For year two of the contract, PSNC has negotiated a new MUR limit of 400 per pharmacy, which even proactive MUR providers describe as challenging. As a result, both pharmacists and GPs will need to consider how this uplift will be accommodated into day-to-day practice. Local research from the Hampshire and Isle of Wight regions suggests that GPs initiate only 5% of MURs,(3) despite the accepted benefits to compliance. As Dr John Draccas, chair of the Southwest Hampshire Local Medical Committee (LMC), says: "Improving concordance and compliance should improve health outcomes, reducing workload for GPs and unnecessary secondary care admissions."
New Scottish contract
Scottish pharmacists have a different contract, which only came into effect in April of this year, and two of its four core services – the minor ailments service (MAS) and the chronic medication service (CMS) – may be of some direct benefit to GPs' workloads.
The MAS, which opened to patients on 1 July, allows patients who are exempt from prescription charges to register with and use a community pharmacy as the first port of call for the treatment of common illnesses on the NHS. The pharmacist advises, treats or refers the patient according to their needs.

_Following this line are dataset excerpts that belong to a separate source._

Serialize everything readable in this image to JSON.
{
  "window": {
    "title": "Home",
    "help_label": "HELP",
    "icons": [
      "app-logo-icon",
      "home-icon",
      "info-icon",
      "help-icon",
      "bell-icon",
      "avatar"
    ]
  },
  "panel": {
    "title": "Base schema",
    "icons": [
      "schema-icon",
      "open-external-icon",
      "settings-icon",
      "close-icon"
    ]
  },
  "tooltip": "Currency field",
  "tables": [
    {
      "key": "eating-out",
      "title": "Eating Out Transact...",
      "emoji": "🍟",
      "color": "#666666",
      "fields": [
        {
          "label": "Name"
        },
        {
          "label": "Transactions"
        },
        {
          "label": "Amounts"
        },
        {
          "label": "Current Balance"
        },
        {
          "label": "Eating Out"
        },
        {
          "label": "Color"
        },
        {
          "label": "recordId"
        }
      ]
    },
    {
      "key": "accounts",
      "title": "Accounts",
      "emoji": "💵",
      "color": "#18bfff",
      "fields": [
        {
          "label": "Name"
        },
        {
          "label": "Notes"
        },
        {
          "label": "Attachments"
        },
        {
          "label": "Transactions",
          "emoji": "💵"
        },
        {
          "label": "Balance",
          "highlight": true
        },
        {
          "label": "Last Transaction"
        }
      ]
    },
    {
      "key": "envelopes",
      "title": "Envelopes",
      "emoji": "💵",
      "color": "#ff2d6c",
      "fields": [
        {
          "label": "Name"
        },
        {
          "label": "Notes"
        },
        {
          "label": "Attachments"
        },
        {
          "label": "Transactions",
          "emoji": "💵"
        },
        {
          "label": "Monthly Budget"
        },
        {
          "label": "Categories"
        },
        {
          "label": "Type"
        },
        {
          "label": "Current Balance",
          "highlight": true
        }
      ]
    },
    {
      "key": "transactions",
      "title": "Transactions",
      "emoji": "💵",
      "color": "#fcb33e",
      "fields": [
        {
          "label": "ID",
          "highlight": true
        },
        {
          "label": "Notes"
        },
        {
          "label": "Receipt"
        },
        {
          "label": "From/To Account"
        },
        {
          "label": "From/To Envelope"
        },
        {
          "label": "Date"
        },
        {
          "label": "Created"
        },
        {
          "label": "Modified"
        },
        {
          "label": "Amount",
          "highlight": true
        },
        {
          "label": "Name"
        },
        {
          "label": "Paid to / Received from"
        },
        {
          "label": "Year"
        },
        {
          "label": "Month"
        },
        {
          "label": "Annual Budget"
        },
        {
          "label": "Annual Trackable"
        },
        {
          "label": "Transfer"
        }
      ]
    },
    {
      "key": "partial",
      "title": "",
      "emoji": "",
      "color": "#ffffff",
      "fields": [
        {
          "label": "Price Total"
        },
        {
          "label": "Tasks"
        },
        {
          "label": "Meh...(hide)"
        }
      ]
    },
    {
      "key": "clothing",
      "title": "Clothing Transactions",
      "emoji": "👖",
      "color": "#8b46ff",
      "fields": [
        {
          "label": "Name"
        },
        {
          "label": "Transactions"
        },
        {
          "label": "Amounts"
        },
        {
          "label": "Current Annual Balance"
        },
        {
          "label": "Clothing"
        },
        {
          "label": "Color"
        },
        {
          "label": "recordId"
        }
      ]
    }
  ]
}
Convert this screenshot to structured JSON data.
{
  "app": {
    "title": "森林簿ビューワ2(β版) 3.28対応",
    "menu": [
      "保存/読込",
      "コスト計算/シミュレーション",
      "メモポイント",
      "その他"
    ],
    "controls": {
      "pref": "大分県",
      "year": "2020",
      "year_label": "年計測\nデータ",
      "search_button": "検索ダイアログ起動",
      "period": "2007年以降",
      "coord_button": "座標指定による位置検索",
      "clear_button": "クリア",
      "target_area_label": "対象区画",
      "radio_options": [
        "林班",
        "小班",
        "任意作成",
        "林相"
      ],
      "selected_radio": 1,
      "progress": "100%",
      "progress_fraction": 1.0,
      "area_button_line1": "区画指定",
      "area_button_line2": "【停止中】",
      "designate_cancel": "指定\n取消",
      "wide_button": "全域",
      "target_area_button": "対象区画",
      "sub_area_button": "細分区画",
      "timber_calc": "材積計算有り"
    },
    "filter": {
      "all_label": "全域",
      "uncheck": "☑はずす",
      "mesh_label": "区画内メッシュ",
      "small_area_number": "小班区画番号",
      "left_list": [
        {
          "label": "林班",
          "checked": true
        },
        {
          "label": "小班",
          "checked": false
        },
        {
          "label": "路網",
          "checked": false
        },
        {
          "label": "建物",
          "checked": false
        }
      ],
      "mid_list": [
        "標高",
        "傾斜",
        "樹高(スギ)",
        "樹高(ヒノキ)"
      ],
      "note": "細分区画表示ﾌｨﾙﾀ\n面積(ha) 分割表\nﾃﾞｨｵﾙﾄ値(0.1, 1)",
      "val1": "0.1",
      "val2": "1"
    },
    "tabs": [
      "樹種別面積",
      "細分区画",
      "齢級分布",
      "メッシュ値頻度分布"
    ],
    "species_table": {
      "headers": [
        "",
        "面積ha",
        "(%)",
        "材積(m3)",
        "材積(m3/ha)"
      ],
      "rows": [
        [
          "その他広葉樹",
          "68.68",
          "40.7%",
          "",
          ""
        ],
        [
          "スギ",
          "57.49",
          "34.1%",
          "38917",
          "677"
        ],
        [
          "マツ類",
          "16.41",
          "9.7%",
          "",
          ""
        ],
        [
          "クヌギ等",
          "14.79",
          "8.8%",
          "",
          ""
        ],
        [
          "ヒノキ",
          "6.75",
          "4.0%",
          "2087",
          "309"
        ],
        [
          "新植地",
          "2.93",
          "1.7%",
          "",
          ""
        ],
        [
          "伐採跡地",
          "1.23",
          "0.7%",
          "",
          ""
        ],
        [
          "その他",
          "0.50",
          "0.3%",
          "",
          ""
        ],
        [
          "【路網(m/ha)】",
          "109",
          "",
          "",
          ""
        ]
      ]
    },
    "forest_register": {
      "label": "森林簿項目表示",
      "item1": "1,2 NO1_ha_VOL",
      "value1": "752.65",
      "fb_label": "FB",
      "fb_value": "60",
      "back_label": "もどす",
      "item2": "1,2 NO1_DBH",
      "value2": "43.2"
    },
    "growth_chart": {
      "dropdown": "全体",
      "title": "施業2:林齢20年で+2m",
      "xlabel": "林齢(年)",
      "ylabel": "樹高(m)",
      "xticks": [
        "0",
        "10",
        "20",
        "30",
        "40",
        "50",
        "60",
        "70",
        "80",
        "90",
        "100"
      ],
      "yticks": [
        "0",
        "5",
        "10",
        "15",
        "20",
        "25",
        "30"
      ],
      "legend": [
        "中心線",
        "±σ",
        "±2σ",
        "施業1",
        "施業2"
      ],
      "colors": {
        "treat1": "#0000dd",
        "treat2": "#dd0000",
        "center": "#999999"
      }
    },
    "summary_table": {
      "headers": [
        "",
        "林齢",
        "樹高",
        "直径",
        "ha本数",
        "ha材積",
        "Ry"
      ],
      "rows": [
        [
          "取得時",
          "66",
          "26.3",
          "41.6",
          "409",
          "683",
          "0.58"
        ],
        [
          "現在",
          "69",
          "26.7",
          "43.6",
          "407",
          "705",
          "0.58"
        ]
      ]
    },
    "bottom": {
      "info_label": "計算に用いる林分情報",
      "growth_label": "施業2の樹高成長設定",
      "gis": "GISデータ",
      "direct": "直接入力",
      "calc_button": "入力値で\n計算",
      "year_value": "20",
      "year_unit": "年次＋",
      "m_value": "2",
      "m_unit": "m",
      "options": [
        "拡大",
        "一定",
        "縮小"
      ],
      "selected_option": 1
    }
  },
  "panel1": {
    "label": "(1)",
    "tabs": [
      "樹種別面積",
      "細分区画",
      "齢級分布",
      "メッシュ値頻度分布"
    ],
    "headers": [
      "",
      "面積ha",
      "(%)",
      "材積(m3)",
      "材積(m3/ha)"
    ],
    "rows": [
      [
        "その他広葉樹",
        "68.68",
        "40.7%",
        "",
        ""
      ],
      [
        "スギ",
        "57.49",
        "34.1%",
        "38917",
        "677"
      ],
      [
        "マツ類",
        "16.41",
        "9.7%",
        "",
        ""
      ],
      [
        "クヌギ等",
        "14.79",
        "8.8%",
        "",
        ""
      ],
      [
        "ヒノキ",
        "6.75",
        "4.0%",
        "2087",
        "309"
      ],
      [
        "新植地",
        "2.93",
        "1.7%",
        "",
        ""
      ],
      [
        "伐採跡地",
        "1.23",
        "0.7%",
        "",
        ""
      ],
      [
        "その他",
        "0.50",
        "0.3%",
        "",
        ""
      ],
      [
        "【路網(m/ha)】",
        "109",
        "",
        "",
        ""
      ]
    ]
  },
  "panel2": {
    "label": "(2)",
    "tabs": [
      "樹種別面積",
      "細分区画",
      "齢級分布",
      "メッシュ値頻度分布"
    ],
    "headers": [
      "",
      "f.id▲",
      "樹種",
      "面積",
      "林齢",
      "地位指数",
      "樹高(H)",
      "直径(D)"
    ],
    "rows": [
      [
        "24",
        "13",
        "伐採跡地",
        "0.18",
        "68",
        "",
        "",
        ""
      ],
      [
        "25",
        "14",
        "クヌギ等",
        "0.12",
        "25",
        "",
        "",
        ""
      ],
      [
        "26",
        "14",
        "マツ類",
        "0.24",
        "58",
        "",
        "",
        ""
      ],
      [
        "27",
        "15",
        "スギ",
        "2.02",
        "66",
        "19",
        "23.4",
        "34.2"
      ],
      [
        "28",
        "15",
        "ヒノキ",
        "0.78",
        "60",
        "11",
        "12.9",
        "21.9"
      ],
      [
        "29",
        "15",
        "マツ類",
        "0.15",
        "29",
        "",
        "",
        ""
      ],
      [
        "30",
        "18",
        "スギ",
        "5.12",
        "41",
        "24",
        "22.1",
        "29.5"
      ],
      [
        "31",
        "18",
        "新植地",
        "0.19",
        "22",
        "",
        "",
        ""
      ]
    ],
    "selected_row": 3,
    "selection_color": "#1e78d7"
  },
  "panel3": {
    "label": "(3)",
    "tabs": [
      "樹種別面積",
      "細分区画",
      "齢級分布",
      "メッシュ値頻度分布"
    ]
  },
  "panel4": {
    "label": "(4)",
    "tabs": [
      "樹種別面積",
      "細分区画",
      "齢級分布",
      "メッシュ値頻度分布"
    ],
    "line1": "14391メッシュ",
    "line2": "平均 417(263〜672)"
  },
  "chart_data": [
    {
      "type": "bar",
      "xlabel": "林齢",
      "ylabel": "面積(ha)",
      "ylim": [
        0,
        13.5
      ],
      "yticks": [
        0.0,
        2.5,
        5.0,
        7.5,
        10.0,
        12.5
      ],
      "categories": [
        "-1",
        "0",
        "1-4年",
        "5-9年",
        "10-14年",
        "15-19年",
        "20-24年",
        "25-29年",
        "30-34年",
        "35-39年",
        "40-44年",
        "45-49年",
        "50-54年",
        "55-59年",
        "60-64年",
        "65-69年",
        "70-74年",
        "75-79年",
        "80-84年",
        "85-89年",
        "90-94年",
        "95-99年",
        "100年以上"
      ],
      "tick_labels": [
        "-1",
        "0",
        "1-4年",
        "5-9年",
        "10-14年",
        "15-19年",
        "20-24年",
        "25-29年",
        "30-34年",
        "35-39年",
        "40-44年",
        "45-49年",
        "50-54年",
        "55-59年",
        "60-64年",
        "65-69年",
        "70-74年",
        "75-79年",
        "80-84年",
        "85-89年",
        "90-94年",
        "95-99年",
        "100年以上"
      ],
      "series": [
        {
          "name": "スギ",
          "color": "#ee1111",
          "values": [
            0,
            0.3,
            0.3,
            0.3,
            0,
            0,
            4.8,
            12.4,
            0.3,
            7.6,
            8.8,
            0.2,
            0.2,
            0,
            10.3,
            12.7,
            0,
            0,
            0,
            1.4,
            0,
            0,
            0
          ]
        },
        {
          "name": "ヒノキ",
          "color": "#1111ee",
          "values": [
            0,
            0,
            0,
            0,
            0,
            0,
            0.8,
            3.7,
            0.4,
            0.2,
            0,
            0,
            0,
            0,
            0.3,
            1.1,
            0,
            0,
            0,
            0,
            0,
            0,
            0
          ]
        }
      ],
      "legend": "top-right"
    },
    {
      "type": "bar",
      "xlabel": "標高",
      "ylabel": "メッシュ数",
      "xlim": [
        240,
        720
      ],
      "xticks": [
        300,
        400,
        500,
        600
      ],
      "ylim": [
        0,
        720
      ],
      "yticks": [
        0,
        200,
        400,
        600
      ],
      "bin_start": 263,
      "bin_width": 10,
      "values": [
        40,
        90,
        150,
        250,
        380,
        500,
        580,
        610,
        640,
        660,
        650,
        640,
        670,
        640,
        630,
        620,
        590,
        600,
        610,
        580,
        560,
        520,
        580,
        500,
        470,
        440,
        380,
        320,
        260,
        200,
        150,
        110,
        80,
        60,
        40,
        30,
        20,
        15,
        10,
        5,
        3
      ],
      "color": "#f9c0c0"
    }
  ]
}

The CMS, meanwhile, which is not due to start until April 2007, allows patients with a long-term medical condition to have their medicines provided, monitored, reviewed and, in some instances, adjusted for up to 12 months as part of a shared care arrangement between the patient, their GP and their community pharmacist.
Scottish GPs have had little chance to assess the benefits of the MAS, although according to Dr Dean Marshall, chairman of the Scottish General Practitioners Council, MAS pilots have demonstrated success, particularly in deprived areas. For his part, he says he is still seeing patients with minor ailments, although he accepts that it is impossible to know how many patients he would have seen if the MAS was not up and running.
As for the CMS, perhaps this will deliver a positive impact on GPs' workloads, says Dr Marshall. "But," he adds, "this will be over time, and it will be a learning curve for patients."